We can all (hopefully) agree that racism is bad, but what particularly annoys me isn’t racism as such. Every attempt by people to put me in a “category” makes my skin crawl. This would be understandable if being put in any category got the same reaction. Interestingly, it doesn’t.
I have come to realize that racism shocks me for all the “wrong” reasons. Raised by my white, European mother, everyday racism jars my sense of whiteness. A joke about “the Black people over there” when I sit next to a Black friend at the pub makes me look around and frown. “Are they talking about me?”
White people’s view of me clashes with how I see myself. This is something that becomes apparent every time I’m in the U.S. or when I meet Americans. Every single time, the question of “where are you from?” comes up and every single time, my answer is found to be wanting. “But what are your origins?” This question, interestingly, is never asked by Europeans—we seem to understand that you can be a Black and French, or of Asian descent and British. Telling them that I’m from my city never brings up follow-up questions.
For Mixed-Race People, Is Racial Identity a Choice?
Identity is a complicated concept, and self-identification has made headlines for a while now. Gender and sexual identity are one thing, but when it comes to race and culture, can you “choose” how you self-identify?
As someone who is truly on the fence, in racial terms, if I can claim whiteness, can I also switch and claim Blackness? Can I say the N-word? Can I—should I?—be annoyed at racism directed towards me, even if it is mainly because it makes me want to scream, “I’m not actually Black you idiot!”
Racism is unacceptable, both white and Black people will happily tell you. What I’ve come to see as “one-colored” people will then proceed to regurgitate whatever clichés they have about “the others,” safe in the knowledge they are squarely on one side of the argument, and no doubt about it.
Clichés color my own reactions too. Being called Black is associated with negative feelings. The angry, loud Black woman, but probably more importantly my father, a man I have not seen in 15 years. My relationship—or lack thereof—with my dad has absolutely nothing to do with his skin color, but associations are created whether they’re rational or not. Being called Black is calling me my father’s daughter, and that will not do.
I’m Happy as an Outsider
As neither Black nor white, I should not have to choose a camp—and most of the time, I don’t. I don’t spend any time whatsoever anymore wondering whether I’m one or the other.
And then someone makes a comment and I cringe.
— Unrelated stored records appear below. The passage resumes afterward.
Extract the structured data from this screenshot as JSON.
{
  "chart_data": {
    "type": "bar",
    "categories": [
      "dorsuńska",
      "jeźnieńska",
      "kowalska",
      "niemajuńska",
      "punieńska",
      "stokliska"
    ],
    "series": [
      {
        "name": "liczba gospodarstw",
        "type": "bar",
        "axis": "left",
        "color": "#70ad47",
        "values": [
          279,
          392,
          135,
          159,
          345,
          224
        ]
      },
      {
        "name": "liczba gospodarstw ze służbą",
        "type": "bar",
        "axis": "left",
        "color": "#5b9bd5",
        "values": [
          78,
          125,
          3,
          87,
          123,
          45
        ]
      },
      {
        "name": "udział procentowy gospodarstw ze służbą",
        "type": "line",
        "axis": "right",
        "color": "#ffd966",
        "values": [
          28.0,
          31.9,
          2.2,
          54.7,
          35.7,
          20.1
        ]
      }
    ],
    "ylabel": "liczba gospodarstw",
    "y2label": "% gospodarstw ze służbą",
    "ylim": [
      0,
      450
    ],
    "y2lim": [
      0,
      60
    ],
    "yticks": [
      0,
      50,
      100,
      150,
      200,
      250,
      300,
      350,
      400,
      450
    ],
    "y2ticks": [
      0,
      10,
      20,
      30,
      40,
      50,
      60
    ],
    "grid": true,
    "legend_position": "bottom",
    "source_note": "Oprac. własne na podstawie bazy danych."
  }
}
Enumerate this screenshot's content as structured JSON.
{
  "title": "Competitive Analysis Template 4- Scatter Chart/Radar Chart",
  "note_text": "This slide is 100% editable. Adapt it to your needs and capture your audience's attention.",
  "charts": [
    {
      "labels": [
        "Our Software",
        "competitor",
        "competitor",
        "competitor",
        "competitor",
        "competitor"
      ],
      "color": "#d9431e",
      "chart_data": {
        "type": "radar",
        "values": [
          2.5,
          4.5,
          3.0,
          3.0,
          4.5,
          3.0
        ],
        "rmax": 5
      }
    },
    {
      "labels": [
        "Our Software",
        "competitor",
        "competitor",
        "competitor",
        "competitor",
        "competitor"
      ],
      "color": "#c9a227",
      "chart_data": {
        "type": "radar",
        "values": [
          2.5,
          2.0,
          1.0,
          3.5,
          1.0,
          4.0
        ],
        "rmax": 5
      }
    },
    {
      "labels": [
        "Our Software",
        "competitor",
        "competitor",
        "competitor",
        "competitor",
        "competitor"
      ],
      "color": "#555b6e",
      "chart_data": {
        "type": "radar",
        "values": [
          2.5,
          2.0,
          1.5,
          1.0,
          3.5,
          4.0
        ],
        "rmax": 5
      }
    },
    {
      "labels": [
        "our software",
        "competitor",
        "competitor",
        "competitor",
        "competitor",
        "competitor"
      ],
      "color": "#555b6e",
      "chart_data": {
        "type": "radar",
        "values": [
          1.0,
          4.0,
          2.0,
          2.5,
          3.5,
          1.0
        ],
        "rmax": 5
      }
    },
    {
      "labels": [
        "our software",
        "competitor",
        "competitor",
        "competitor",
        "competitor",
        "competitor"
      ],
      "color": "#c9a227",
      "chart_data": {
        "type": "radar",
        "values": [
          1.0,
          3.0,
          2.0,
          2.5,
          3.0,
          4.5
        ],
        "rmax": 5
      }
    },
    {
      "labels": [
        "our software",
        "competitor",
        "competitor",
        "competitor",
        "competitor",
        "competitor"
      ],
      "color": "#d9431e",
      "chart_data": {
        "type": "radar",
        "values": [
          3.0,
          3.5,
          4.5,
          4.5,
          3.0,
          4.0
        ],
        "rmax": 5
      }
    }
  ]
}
Ultimately, I really am neither, a position that I relish. As an outsider, I enjoy being annoyed at every excuse for racism that brings up colonization and slavery, at every “victim posturing” and displacement of responsibility. This is almost as liberating as being able to climb on my high horse and look down at every self-centered comment, Eurocentric rewriting of history, complete lack of awareness of what it means to be “other” and tone-deaf defense of this or that privilege. “We went to the Bronx and OMG! I was the only white person there! So uncomfortable,” a fellow traveler recounted to me recently after a trip to New York. I have never laughed so hard.
And so, I roll my eyes left, right and center. I refuse to be called Black, but when I think about it, I don’t particularly want to be called white either. White people see me as Black, and Black people see me as white. Which would tend to mean I’m Black, while thinking of myself, mainly, as white. Or the reality is somewhat simpler: I am neither.